Kurt isn’t just another horse.
He’s the world’s first successfully cloned Przewalski’s horse and is “thriving” at the San Diego Zoo Safari Park where he’s learning to be a real, wild Przewalski’s horse.
That’s with a little help from Holly, a horse born in the usual sense, whom he was paired with in 2021.
“Przewalski’s horses normally live in groups where a youngster secures their place in the herd from their mother,” Kristi Burtis, director of wildlife care, San Diego Zoo Safari Park, said in a statement. “Because Kurt was not born into a herd, he didn’t know the behavioral language that is unique to Przewalski’s horses. Our first step to socialize him was introducing him to Holly.”
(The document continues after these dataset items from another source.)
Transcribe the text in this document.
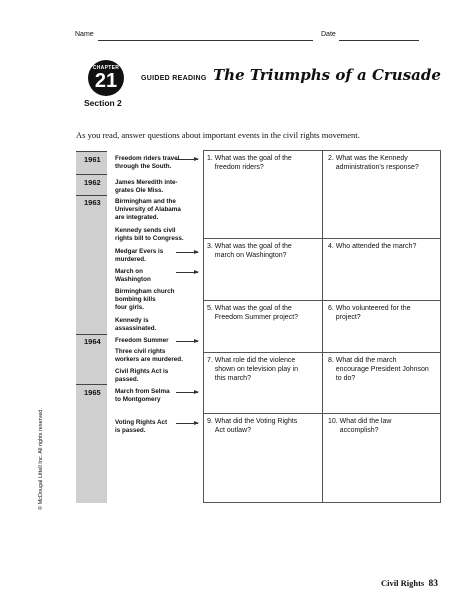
Name	Date
CHAPTER
21
Section 2
GUIDED READING The Triumphs of a Crusade
As you read, answer questions about important events in the civil rights movement.
1961
1962
1963
1964
1965
Freedom riders travel
through the South.
James Meredith inte-
grates Ole Miss.
Birmingham and the
University of Alabama
are integrated.
Kennedy sends civil
rights bill to Congress.
Medgar Evers is
murdered.
March on
Washington
Birmingham church
bombing kills
four girls.
Kennedy is
assassinated.
Freedom Summer
Three civil rights
workers are murdered.
Civil Rights Act is
passed.
March from Selma
to Montgomery
Voting Rights Act
is passed.
1. What was the goal of the
freedom riders?
2. What was the Kennedy
administration's response?
3. What was the goal of the
march on Washington?
4. Who attended the march?
5. What was the goal of the
Freedom Summer project?
6. Who volunteered for the
project?
7. What role did the violence
shown on television play in
this march?
8. What did the march
encourage President Johnson
to do?
9. What did the Voting Rights
Act outlaw?
10. What did the law
accomplish?
© McDougal Littell Inc. All rights reserved.
Civil Rights 83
Happy hooves 🐴 Kurt—the world’s first successfully cloned Przewalski’s horse—is thriving at the Safari Park thanks to mentorship from his partner Holly. The two were successfully introduced in 2021 & are critical to restoring genetic diversity in remaining P-horse populations. pic.twitter.com/ByMxvsJpFC— San Diego Zoo Wildlife Alliance (@sandiegozoo) September 27, 2022
Officials hope the pairing will eventually bring some lost genetic diversity to the endangered species, which was once extinct in the wild.
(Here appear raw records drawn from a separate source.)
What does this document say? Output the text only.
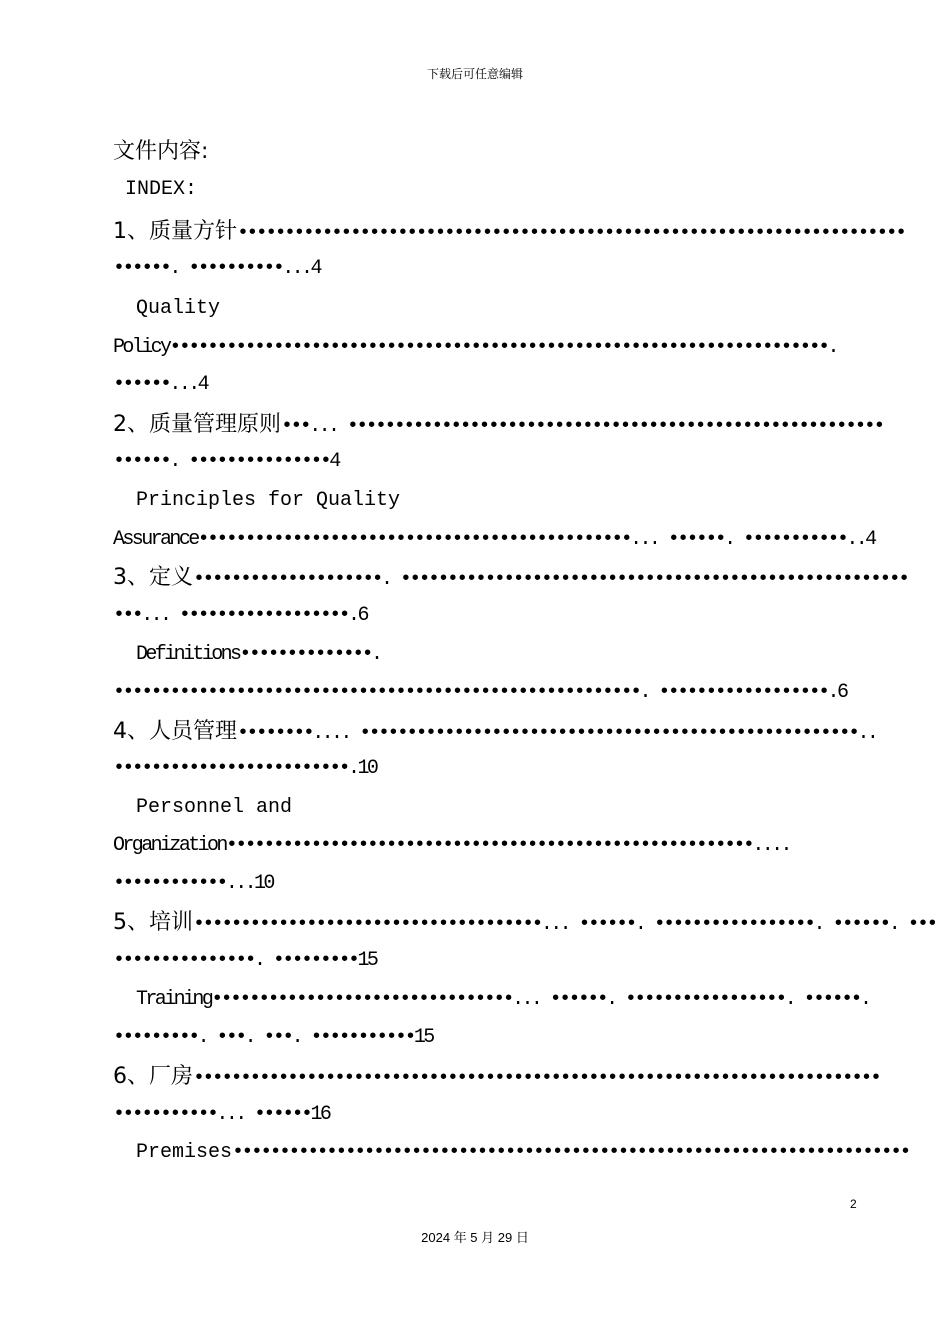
下载后可任意编辑
文件内容:
INDEX:
1、质量方针•••••••••••••••••••••••••••••••••••••••••••••••••••••••••••••••••••••••
••••••. ••••••••••...4
Quality
Policy••••••••••••••••••••••••••••••••••••••••••••••••••••••••••••••••••••••.
••••••...4
2、质量管理原则•••... •••••••••••••••••••••••••••••••••••••••••••••••••••••••••
••••••. •••••••••••••••4
Principles for Quality
Assurance••••••••••••••••••••••••••••••••••••••••••••••... ••••••. •••••••••••..4
3、定义••••••••••••••••••••. ••••••••••••••••••••••••••••••••••••••••••••••••••••••
•••... ••••••••••••••••••.6
Definitions••••••••••••••.
••••••••••••••••••••••••••••••••••••••••••••••••••••••••. ••••••••••••••••••.6
4、人员管理••••••••.... •••••••••••••••••••••••••••••••••••••••••••••••••••••..
•••••••••••••••••••••••••.10
Personnel and
Organization••••••••••••••••••••••••••••••••••••••••••••••••••••••••....
••••••••••••...10
5、培训•••••••••••••••••••••••••••••••••••••... ••••••. •••••••••••••••••. ••••••. •••
•••••••••••••••. •••••••••15
Training••••••••••••••••••••••••••••••••... ••••••. •••••••••••••••••. ••••••.
•••••••••. •••. •••. •••••••••••15
6、厂房•••••••••••••••••••••••••••••••••••••••••••••••••••••••••••••••••••••••••
•••••••••••... ••••••16
Premises••••••••••••••••••••••••••••••••••••••••••••••••••••••••••••••••••••••••
2
2024 年 5 月 29 日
The Przewalski’s horse has survived for the past 40 years thanks to conservation efforts by zoos around the world. All of the surviving horses are related to 12 Przewalski’s horses born in the wild.
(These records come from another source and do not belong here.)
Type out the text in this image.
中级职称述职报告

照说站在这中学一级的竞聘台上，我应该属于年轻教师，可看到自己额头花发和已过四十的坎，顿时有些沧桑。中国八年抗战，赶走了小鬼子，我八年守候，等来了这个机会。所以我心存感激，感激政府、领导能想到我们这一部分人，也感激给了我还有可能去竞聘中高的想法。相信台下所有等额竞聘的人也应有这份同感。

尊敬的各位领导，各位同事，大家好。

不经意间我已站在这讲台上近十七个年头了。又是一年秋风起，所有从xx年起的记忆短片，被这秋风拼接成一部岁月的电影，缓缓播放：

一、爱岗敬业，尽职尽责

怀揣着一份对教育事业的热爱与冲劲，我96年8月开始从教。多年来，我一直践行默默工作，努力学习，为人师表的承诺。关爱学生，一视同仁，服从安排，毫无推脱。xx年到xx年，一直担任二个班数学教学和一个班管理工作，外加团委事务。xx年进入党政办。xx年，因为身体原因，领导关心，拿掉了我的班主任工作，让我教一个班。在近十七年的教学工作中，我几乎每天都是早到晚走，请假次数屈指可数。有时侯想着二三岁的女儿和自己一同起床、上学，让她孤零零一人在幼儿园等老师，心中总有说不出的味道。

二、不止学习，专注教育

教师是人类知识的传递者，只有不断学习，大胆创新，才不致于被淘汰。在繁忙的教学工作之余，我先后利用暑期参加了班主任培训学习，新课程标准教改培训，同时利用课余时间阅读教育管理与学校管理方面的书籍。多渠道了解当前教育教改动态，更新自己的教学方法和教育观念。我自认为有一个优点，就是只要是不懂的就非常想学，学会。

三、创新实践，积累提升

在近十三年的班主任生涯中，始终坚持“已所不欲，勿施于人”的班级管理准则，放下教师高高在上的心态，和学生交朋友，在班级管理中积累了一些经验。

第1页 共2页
Kurt is a clone of a Przewalski’s stallion whose DNA was cryopreserved 42 years ago in San Diego Zoo Wildlife Alliance’s Wildlife Biodiversity Bank.
His birthplace was the ViaGen Pets & Equine cloning facility in Texas in August, 2020 to a surrogate mother, a domestic Quarter Horse.
He moved to the San Diego Zoo in March, 2021 where zookeepers set out to show him how to be a Przewalski’s horse.
And that’s where Holly, who is just a few months older than Kurt, came in.
Holly was raised in a Przewalski’s horse herd and had the “full repertoire of wild horse language to share,” according to the zoo.
“After some behavioral sparring, the two have settled into an affectionate pairing,” the facility explained. “They enjoy being together, running around and playing. Kurt and Holly have been in a secluded, private habitat since their arrival at the Safari Park.”
They’ve recently been moved to another area where visitors can see them, as the zoo prepares the pair to join the larger herd of Przewalski’s horses. Eventually, zookeepers hope Kurt will become the breeder stallion when he reaches maturity by age 3 or 4.
“Kurt is significant to his species because he offers the hope of bringing back lost genetic diversity to the population,” Nadine Lamberski, chief conservation and wildlife health officer, San Diego Zoo Wildlife Alliance, said in a statement. “It is imperative to do everything we can to save this genetic diversity before it disappears.”
The past several decades have seen reintroductions of the species in China and Mongolia. But conservationists are using reproductive technologies to maintain genetic diversity and bolster attempts to save an endangered species.
“Kurt’s birth was a major milestone for Przewalski’s horse conservation,” said Oliver Ryder, Kleberg-endowed director of conservation genetics, San Diego Zoo Wildlife Alliance. “His success will serve as a model for saving endangered wildlife through the use of cloning, using DNA stored in the Wildlife Biodiversity Bank at San Diego Zoo Wildlife Alliance.”
Kurt was born in collaboration with the zoo, ViaGen and a nonprofit, Revive & Restore.
He may be the first, but hopefully not the last.
“Our goal to clone a Przewalski’s horse was to see future generations of this species benefit,” Ryan Phelan, co-founder and executive director, Revive & Restore, added. “This relationship between Kurt and Holly is an important part of Kurt’s maturation, and bodes well for the genetic rescue of other endangered species around the world.”